November 11th is a bittersweet day for our family. We finally got to hold our sweet baby in our arms, but it was also the day that any hope we had that the doctors were wrong was gone. To know that people all over the country (both Canada and the US) were doing nice things in his memory helped to make the day a happier one. We were able to focus more on the influence that Benjamin's short life had, and continues to have, on the world. This year is a little different as Jackson is now old enough to understand who Benjamin was and what he means to us. I have talked to Jackson about Benjamin and that sometimes babies die. It has been rough talking about it, but also very sweet to hear a 3 year olds take on the subject. This year we are baking cookies to hand out to people in the next few days explaining who Benjamin was and asking them to do a Random Act of Kindness too.
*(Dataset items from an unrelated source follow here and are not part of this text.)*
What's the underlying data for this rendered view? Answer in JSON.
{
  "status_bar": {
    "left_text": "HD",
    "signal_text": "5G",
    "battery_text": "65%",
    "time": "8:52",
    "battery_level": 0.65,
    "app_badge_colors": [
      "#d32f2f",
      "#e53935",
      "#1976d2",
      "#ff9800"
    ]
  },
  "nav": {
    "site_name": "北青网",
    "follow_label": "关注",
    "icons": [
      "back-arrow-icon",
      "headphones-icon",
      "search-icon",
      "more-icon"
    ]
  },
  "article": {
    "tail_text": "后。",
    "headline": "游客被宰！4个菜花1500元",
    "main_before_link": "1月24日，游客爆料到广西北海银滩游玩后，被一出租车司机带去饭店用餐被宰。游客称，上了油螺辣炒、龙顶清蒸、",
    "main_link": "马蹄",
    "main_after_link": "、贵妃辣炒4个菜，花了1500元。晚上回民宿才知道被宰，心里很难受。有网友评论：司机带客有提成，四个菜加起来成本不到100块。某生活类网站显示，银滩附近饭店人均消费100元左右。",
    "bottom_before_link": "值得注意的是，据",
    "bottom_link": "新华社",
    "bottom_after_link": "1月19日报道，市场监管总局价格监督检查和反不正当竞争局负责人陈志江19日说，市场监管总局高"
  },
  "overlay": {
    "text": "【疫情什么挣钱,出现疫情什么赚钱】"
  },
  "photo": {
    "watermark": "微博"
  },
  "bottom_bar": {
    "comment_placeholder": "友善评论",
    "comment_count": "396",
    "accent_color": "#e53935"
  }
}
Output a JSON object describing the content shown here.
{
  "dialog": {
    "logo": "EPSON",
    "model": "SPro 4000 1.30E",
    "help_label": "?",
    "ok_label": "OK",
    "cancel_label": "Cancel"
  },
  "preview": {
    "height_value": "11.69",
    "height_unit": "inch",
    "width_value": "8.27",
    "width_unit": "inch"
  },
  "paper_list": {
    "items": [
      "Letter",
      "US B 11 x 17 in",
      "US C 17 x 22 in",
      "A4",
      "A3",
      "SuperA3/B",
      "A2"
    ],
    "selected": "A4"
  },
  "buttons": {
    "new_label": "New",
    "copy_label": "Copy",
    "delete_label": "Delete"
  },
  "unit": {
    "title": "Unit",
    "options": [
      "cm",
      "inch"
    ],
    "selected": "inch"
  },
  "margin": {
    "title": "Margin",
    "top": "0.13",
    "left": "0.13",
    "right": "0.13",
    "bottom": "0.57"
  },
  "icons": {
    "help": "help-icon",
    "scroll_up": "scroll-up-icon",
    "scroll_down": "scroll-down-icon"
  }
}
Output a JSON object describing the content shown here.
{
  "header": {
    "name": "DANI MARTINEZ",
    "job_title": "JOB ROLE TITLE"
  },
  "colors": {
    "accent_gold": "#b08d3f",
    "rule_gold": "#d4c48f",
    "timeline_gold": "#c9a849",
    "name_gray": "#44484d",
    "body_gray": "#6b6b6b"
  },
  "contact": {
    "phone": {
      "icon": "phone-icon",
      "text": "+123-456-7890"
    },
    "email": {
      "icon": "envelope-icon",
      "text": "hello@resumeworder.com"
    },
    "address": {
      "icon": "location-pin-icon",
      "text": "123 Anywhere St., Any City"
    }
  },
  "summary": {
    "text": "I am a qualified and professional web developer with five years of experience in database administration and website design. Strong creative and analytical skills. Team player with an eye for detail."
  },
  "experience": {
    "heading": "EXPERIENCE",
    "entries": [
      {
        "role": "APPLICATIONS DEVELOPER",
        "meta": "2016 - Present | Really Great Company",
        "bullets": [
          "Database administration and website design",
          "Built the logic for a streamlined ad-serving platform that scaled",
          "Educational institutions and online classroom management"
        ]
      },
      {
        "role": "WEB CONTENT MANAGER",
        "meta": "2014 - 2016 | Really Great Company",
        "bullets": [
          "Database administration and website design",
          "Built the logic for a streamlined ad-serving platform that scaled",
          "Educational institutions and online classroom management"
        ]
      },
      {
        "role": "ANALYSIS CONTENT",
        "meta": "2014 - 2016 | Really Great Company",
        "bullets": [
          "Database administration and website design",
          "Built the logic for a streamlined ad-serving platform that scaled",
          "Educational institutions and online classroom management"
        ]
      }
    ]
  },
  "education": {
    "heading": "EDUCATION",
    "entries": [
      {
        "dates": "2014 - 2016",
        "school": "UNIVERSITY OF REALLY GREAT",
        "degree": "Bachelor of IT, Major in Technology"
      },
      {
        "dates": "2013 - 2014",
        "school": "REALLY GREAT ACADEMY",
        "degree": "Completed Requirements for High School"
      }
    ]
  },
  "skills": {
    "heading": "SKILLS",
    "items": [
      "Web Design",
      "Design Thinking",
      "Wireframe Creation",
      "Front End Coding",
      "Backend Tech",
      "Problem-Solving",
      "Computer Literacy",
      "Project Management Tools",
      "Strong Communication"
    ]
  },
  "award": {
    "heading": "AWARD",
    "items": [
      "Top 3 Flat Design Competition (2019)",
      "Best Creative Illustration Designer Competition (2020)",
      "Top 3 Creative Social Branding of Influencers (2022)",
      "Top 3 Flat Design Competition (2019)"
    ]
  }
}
Jackson will be helping me to ice the cookies and will help me hand them out. I want him to know that even though he never had the chance to meet his brother, he still has a brother, if only in the hearts of all those who love him.

So, I am again asking everyone to do something to make the world a little happier on Benjamin's birthday. It doesn't have to be big. It doesn't have to cost money. As long as you make someone else smile that is all I ask. I can't see my sweet two year old's face light up in smile, so just to know that other people are smiling on his birthday, becasue of him, then I'd like to think that his life made a happy impact on the world. And that has to be enough for me. Please post in the comments section to let me know what you have done. Last year I saved the list of acts that were done. I hope to do this for many many years and one day I will be able to share with Benjamin's siblings how their brother's life changed the world.

Last year some things that were done were (among many more):
- Washed a neighbours windows
- Baked cookies and muffins for a co-worker
- Brought neighours, co-workers, or kids timbits and coffee
- Donated baby items to the food bank
- Made family a priority

Thank you in advance. If you can't do anything then just knowing that he is being thought of that day is still very meaningful.